И тут я не могу удержаться от улыбки, Оснат смотрит на меня с угрозой, а потом и на ее лице появляется улыбка: почему, собственно, она должна стыдиться?
Ведь у нее, честное слово, очень симпатичные родители. Мама веселая, шумная, голосистая, взрослая копия Оснат, высокая, худая, очкастая, все время сидит и болтает с нами со своим американским акцентом, помогает делать уроки по английскому, знает обо всем, что делается в школе, и имена всех ребят из нашего класса. У них милый дом с небольшим садом, в комнатах всегда беспорядок, но бывать у них приятно, они всегда приглашают нас, Тали и меня, поужинать с ними. К детям им не привыкать. Кроме Оснат есть еще старший брат – сейчас он служит в армии, – сестра поменьше и полуторагодовалый младенец, который родился, когда мы кончали общеобразовательную школу, – на радость всему классу, потому что всех пригласили на брит-мила. Наверно, Оснат единственная, кто от него не в восторге, хотя он очень милый, ужасно толстый, с круглым животом и еще лысый, напоминает ее отца, который выглядит намного старше матери, он профессор Техниона, кругленький, лысый, но очень живой, веселый и до смерти влюблен в ее некрасивую мать – когда он приходит днем из Техниона, то сразу же направляется на кухню и целуется с женой без всякого стеснения, прямо при нас, долго стоит с ней в обнимку, как будто они не виделись целую вечность, потом врывается в комнату Оснат, начинает выдавать анекдоты, интересуется нашими уроками, словом, ужасно симпатичный.

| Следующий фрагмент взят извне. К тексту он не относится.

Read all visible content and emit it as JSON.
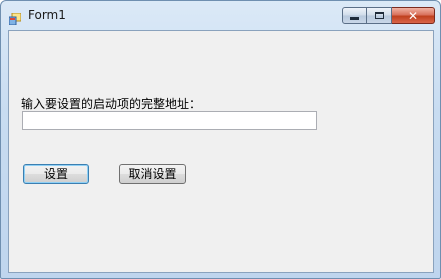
{
  "window": {
    "title": "Form1",
    "caption_buttons": [
      "minimize-icon",
      "maximize-icon",
      "close-icon"
    ]
  },
  "form": {
    "label": "输入要设置的启动项的完整地址：",
    "path_input_value": "",
    "set_button_label": "设置",
    "cancel_button_label": "取消设置"
  },
  "colors": {
    "titlebar": "#c8dcf1",
    "client_background": "#f0f0f0",
    "close_button": "#c0401f"
  }
}
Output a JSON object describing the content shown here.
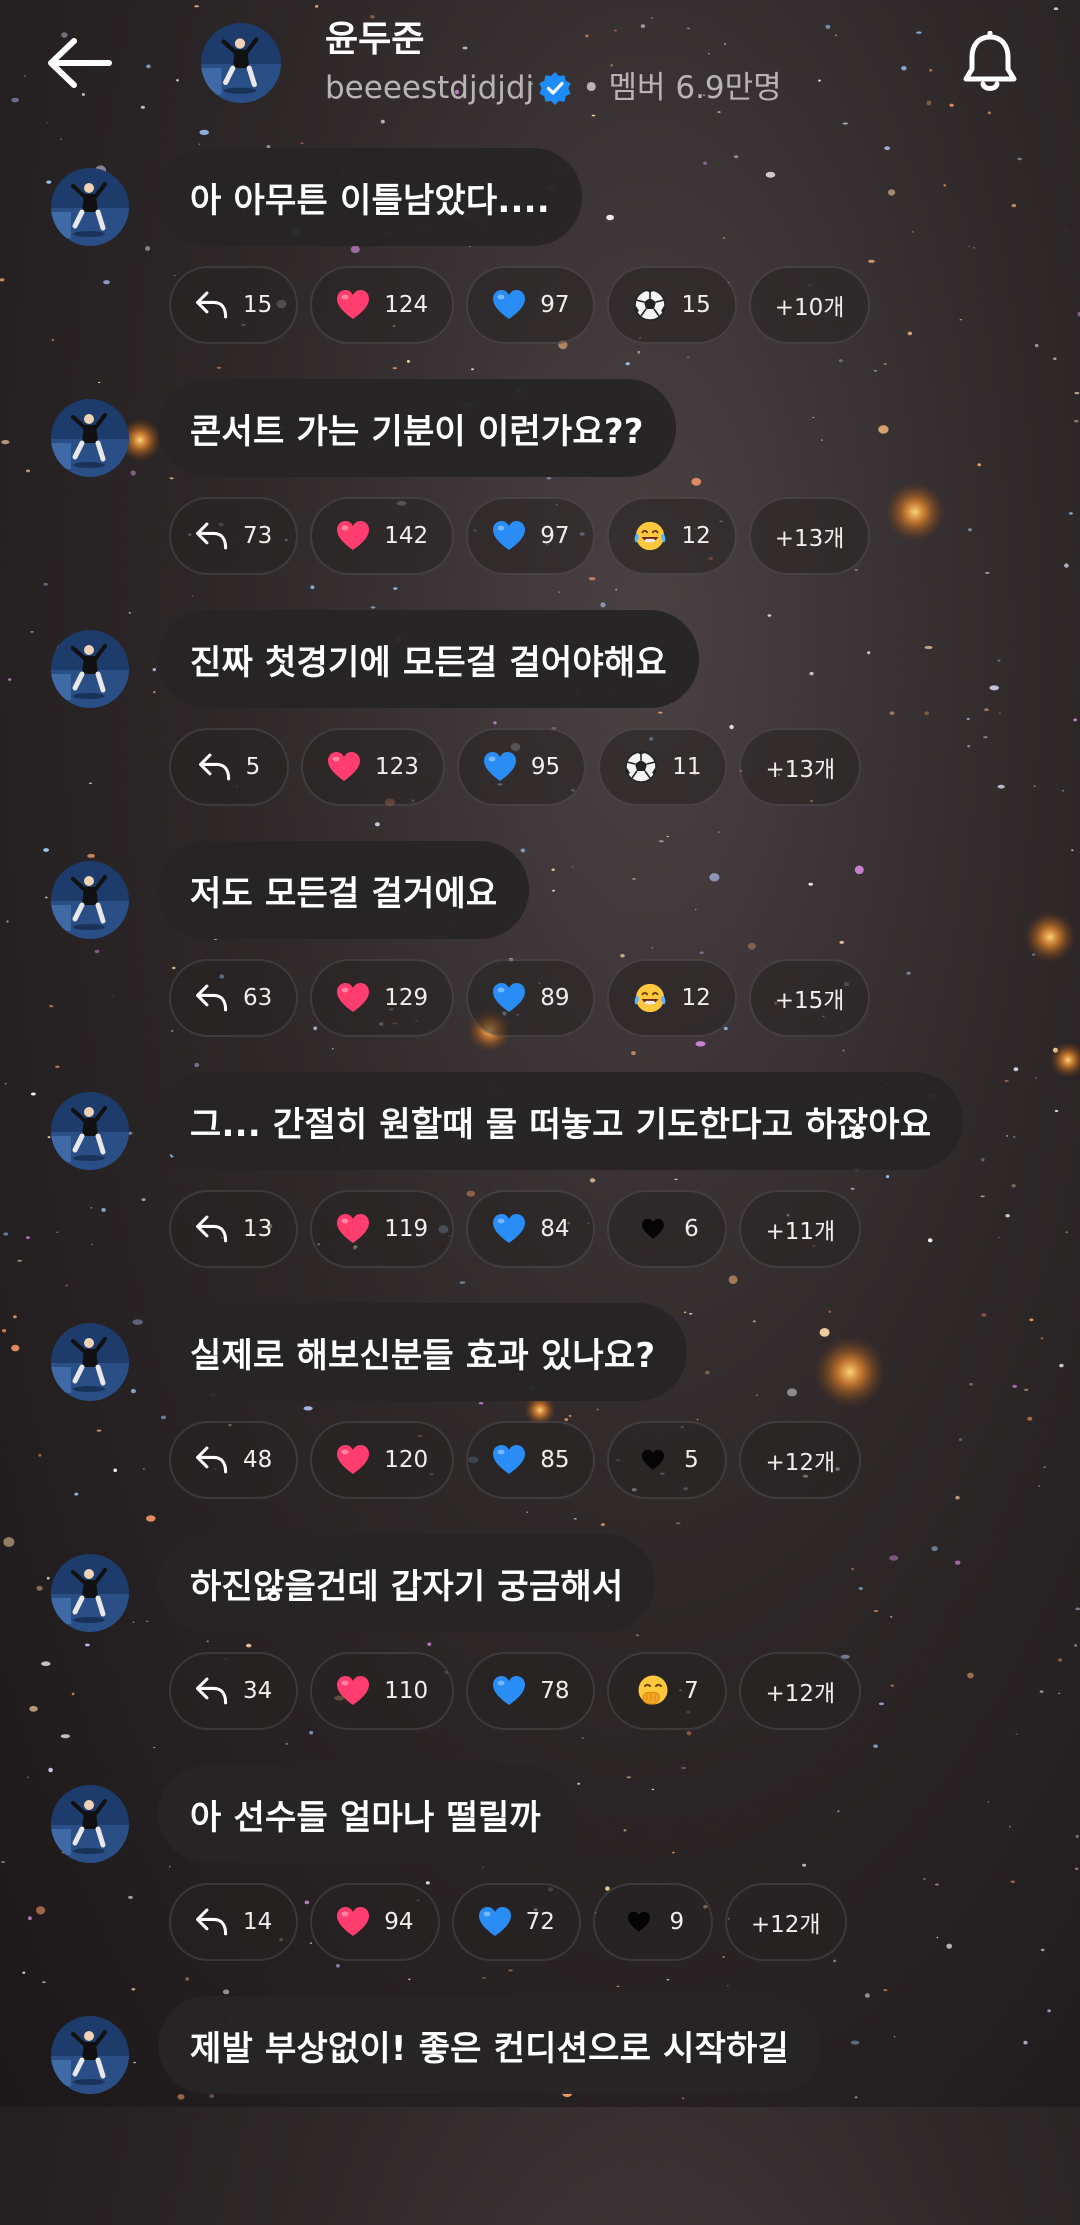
{
  "header": {
    "back_icon": "arrow-left-icon",
    "title": "윤두준",
    "handle": "beeeestdjdjdj",
    "separator": "•",
    "members": "멤버 6.9만명",
    "bell_icon": "bell-icon"
  },
  "colors": {
    "verified": "#1d8cf8",
    "heart": "#ff3d6e",
    "blue_heart": "#2a8df5"
  },
  "messages": [
    {
      "text": "아 아무튼 이틀남았다....",
      "reply": "15",
      "reactions": [
        {
          "icon": "red-heart-icon",
          "count": "124"
        },
        {
          "icon": "blue-heart-icon",
          "count": "97"
        },
        {
          "icon": "soccer-ball-icon",
          "count": "15"
        }
      ],
      "more": "+10개"
    },
    {
      "text": "콘서트 가는 기분이 이런가요??",
      "reply": "73",
      "reactions": [
        {
          "icon": "red-heart-icon",
          "count": "142"
        },
        {
          "icon": "blue-heart-icon",
          "count": "97"
        },
        {
          "icon": "tears-of-joy-icon",
          "count": "12"
        }
      ],
      "more": "+13개"
    },
    {
      "text": "진짜 첫경기에 모든걸 걸어야해요",
      "reply": "5",
      "reactions": [
        {
          "icon": "red-heart-icon",
          "count": "123"
        },
        {
          "icon": "blue-heart-icon",
          "count": "95"
        },
        {
          "icon": "soccer-ball-icon",
          "count": "11"
        }
      ],
      "more": "+13개"
    },
    {
      "text": "저도 모든걸 걸거에요",
      "reply": "63",
      "reactions": [
        {
          "icon": "red-heart-icon",
          "count": "129"
        },
        {
          "icon": "blue-heart-icon",
          "count": "89"
        },
        {
          "icon": "tears-of-joy-icon",
          "count": "12"
        }
      ],
      "more": "+15개"
    },
    {
      "text": "그... 간절히 원할때 물 떠놓고 기도한다고 하잖아요",
      "reply": "13",
      "reactions": [
        {
          "icon": "red-heart-icon",
          "count": "119"
        },
        {
          "icon": "blue-heart-icon",
          "count": "84"
        },
        {
          "icon": "black-heart-icon",
          "count": "6"
        }
      ],
      "more": "+11개"
    },
    {
      "text": "실제로 해보신분들 효과 있나요?",
      "reply": "48",
      "reactions": [
        {
          "icon": "red-heart-icon",
          "count": "120"
        },
        {
          "icon": "blue-heart-icon",
          "count": "85"
        },
        {
          "icon": "black-heart-icon",
          "count": "5"
        }
      ],
      "more": "+12개"
    },
    {
      "text": "하진않을건데 갑자기 궁금해서",
      "reply": "34",
      "reactions": [
        {
          "icon": "red-heart-icon",
          "count": "110"
        },
        {
          "icon": "blue-heart-icon",
          "count": "78"
        },
        {
          "icon": "hand-over-mouth-icon",
          "count": "7"
        }
      ],
      "more": "+12개"
    },
    {
      "text": "아 선수들 얼마나 떨릴까",
      "reply": "14",
      "reactions": [
        {
          "icon": "red-heart-icon",
          "count": "94"
        },
        {
          "icon": "blue-heart-icon",
          "count": "72"
        },
        {
          "icon": "black-heart-icon",
          "count": "9"
        }
      ],
      "more": "+12개"
    },
    {
      "text": "제발 부상없이! 좋은 컨디션으로 시작하길",
      "reply": null,
      "reactions": [],
      "more": null
    }
  ]
}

А когда они так нацелуются, ее мать заглядывает к нам, приносит младенца и тарелку с пирожными – плата за то, чтобы мы последили за ним, пока они «отдохнут». Оснат начинает протестовать, говорит, что нам надо делать уроки, что у нас завтра экзамен, и тогда мама подмигивает нам и говорит: «Дафи и Тали присмотрят за ним – правда, девочки?»
И ускальзывает в спальню, которая находится за стенкой. Они не спят, мы слышим, как они болтают, смеются, низкий голос ее отца – «о, о, о», и в конце наступает тишина, и вдруг – точно стрела вонзается в меня – я слышу ее голос, нежный, стонущий: «О, мой милый, май дарлинг…»

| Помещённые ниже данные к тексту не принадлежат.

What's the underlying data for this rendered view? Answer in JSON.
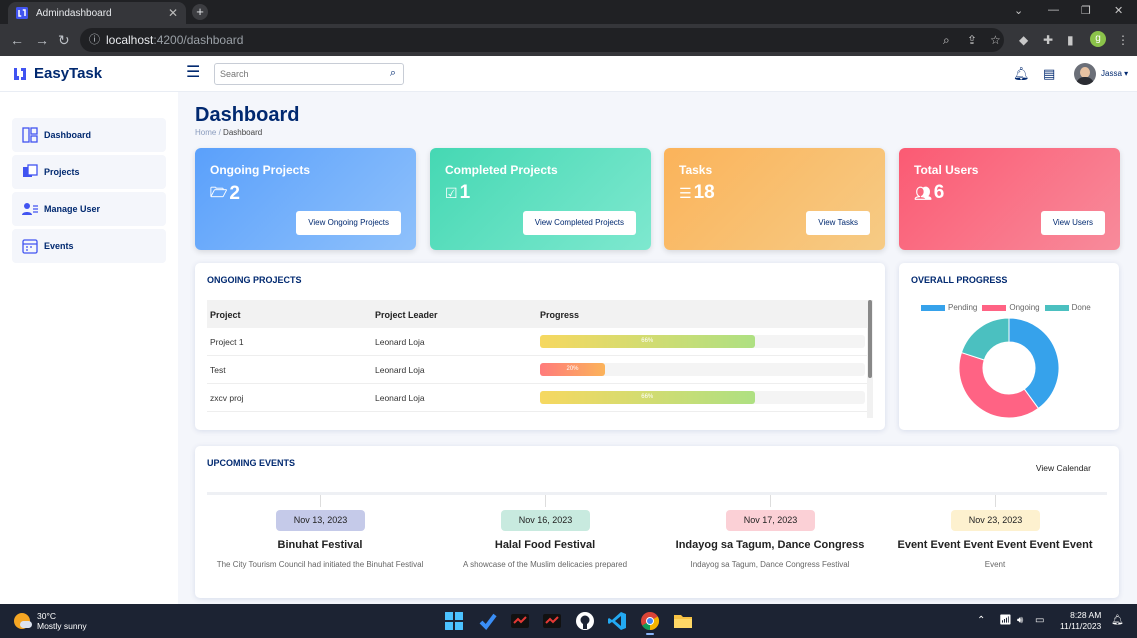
{
  "browser": {
    "tab_title": "Admindashboard",
    "url_host": "localhost",
    "url_path": ":4200/dashboard",
    "profile_initial": "g"
  },
  "header": {
    "logo_text": "EasyTask",
    "search_placeholder": "Search",
    "user_name": "Jassa"
  },
  "sidebar": {
    "items": [
      {
        "label": "Dashboard",
        "icon": "dashboard-icon"
      },
      {
        "label": "Projects",
        "icon": "projects-icon"
      },
      {
        "label": "Manage User",
        "icon": "manage-user-icon"
      },
      {
        "label": "Events",
        "icon": "events-icon"
      }
    ]
  },
  "page": {
    "title": "Dashboard",
    "breadcrumb_home": "Home",
    "breadcrumb_sep": "/",
    "breadcrumb_current": "Dashboard"
  },
  "stats": [
    {
      "title": "Ongoing Projects",
      "value": "2",
      "button": "View Ongoing Projects",
      "icon": "folder-open-icon"
    },
    {
      "title": "Completed Projects",
      "value": "1",
      "button": "View Completed Projects",
      "icon": "check-square-icon"
    },
    {
      "title": "Tasks",
      "value": "18",
      "button": "View Tasks",
      "icon": "list-icon"
    },
    {
      "title": "Total Users",
      "value": "6",
      "button": "View Users",
      "icon": "users-icon"
    }
  ],
  "ongoing": {
    "title": "ONGOING PROJECTS",
    "columns": [
      "Project",
      "Project Leader",
      "Progress"
    ],
    "rows": [
      {
        "project": "Project 1",
        "leader": "Leonard Loja",
        "progress": 66,
        "progress_label": "66%"
      },
      {
        "project": "Test",
        "leader": "Leonard Loja",
        "progress": 20,
        "progress_label": "20%"
      },
      {
        "project": "zxcv proj",
        "leader": "Leonard Loja",
        "progress": 66,
        "progress_label": "66%"
      }
    ]
  },
  "overall": {
    "title": "OVERALL PROGRESS",
    "chart_data": {
      "type": "pie",
      "categories": [
        "Pending",
        "Ongoing",
        "Done"
      ],
      "values": [
        2,
        2,
        1
      ],
      "colors": [
        "#36a2eb",
        "#ff6384",
        "#4bc0c0"
      ],
      "legend": "top"
    }
  },
  "events": {
    "title": "UPCOMING EVENTS",
    "view_calendar": "View Calendar",
    "items": [
      {
        "date": "Nov 13, 2023",
        "title": "Binuhat Festival",
        "desc": "The City Tourism Council had initiated the Binuhat Festival",
        "color": "#c5cae9"
      },
      {
        "date": "Nov 16, 2023",
        "title": "Halal Food Festival",
        "desc": "A showcase of the Muslim delicacies prepared",
        "color": "#c8eadf"
      },
      {
        "date": "Nov 17, 2023",
        "title": "Indayog sa Tagum, Dance Congress",
        "desc": "Indayog sa Tagum, Dance Congress Festival",
        "color": "#fbd0d6"
      },
      {
        "date": "Nov 23, 2023",
        "title": "Event Event Event Event Event Event",
        "desc": "Event",
        "color": "#fdf1cf"
      }
    ]
  },
  "taskbar": {
    "temp": "30°C",
    "weather": "Mostly sunny",
    "time": "8:28 AM",
    "date": "11/11/2023"
  }
}
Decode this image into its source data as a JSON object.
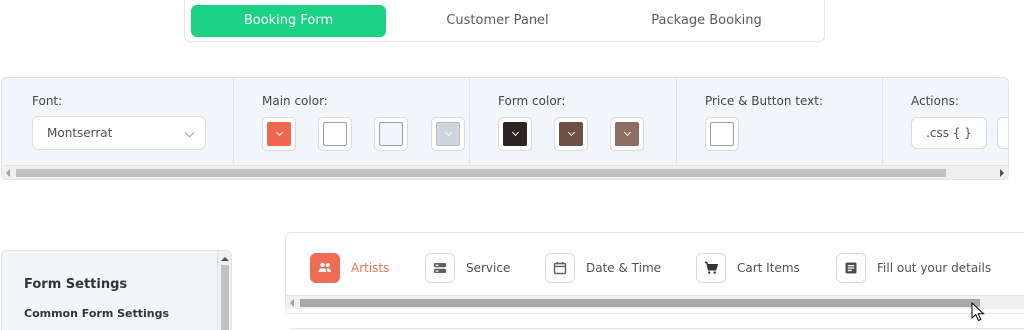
{
  "tabs": [
    {
      "label": "Booking Form",
      "active": true
    },
    {
      "label": "Customer Panel",
      "active": false
    },
    {
      "label": "Package Booking",
      "active": false
    }
  ],
  "toolbar": {
    "font": {
      "label": "Font:",
      "value": "Montserrat"
    },
    "main_color": {
      "label": "Main color:",
      "colors": [
        "#f0674f",
        "#ffffff",
        "#f2f5f9",
        "#cfd3db"
      ]
    },
    "form_color": {
      "label": "Form color:",
      "colors": [
        "#2f2424",
        "#6e5049",
        "#8e6d63"
      ]
    },
    "price_text": {
      "label": "Price & Button text:",
      "colors": [
        "#ffffff"
      ]
    },
    "actions": {
      "label": "Actions:",
      "css_button": ".css { }"
    }
  },
  "sidebar": {
    "title": "Form Settings",
    "subtitle": "Common Form Settings"
  },
  "steps": [
    {
      "label": "Artists",
      "icon": "users-icon",
      "active": true
    },
    {
      "label": "Service",
      "icon": "service-icon",
      "active": false
    },
    {
      "label": "Date & Time",
      "icon": "calendar-icon",
      "active": false
    },
    {
      "label": "Cart Items",
      "icon": "cart-icon",
      "active": false
    },
    {
      "label": "Fill out your details",
      "icon": "details-icon",
      "active": false
    }
  ],
  "colors": {
    "accent": "#1bd186",
    "step_active": "#ee6e55"
  }
}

Тут Оснат толкает ребенка, а ее мама вдруг спрашивает: «Оснат, что с Гади? Дай нам немного отдохнуть». Я встаю, поднимаю его, пытаюсь успокоить, обнимаю, а он прижимает свои грязные ладошки к моему лицу, дергает меня за волосы, весь сияет: «Тафи, Тафи».
Проходит немного времени, и они кончают «отдыхать», идут в ванную помыться под душем. Ее мать, в длинном цветастом халате, благоухающая, с мокрыми волосами, заходит к нам взять малыша, а ее отец, в шортах и майке, тоже заходит к нам с большим подносом, на котором стоят вазочки с разноцветным мороженым. Оба умиротворенные и веселые, словно светятся изнутри, сидят и лижут вместе с нами мороженое, хотят, чтобы мы приняли участие в их радости, забавляются с малышом, крепко целуют его со страстью, которая еще не остыла в них. Оснат показывает отцу, что задано по математике, и он решает нам одну-две задачки, смешит нас разными необычными примерами.

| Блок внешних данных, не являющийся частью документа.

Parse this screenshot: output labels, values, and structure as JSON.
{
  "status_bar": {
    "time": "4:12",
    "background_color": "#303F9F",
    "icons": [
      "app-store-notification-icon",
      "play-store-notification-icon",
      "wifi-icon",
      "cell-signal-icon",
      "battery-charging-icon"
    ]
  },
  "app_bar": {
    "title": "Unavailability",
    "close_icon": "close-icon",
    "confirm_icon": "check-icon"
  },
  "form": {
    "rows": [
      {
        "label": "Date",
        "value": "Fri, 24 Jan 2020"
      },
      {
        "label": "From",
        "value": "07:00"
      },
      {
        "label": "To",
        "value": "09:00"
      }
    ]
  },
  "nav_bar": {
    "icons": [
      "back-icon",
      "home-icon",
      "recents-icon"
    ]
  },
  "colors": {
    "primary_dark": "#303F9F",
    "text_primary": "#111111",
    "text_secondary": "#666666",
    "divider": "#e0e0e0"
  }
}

«Они только что спали друг с другом», – думаю я, глядя на них обоих со стороны, и не могу забыть глубокий, самозабвенный вздох, что-то волнует меня, такая сладкая боль, не знаю почему. Как она говорила этому маленькому, кругленькому человечку: «Мой любимый, мой любимый, май дарлинг».
А вообще какое мне, в сущности, дело…
– Вы останетесь поужинать, хорошо? – говорит мама Оснат.
Тали всегда готова, а я вскакиваю с места. «Я не могу, мне надо домой, меня ждут», – вру я. Собираю книжки и бегу домой. Никто не ждет меня, разумеется. Мамы, как обычно, нет дома, папа сидит в кресле в своей рабочей одежде, читает газету. Когда они лежат вместе? Достаются ли ему поцелуи? Называют ли его «май дарлинг»?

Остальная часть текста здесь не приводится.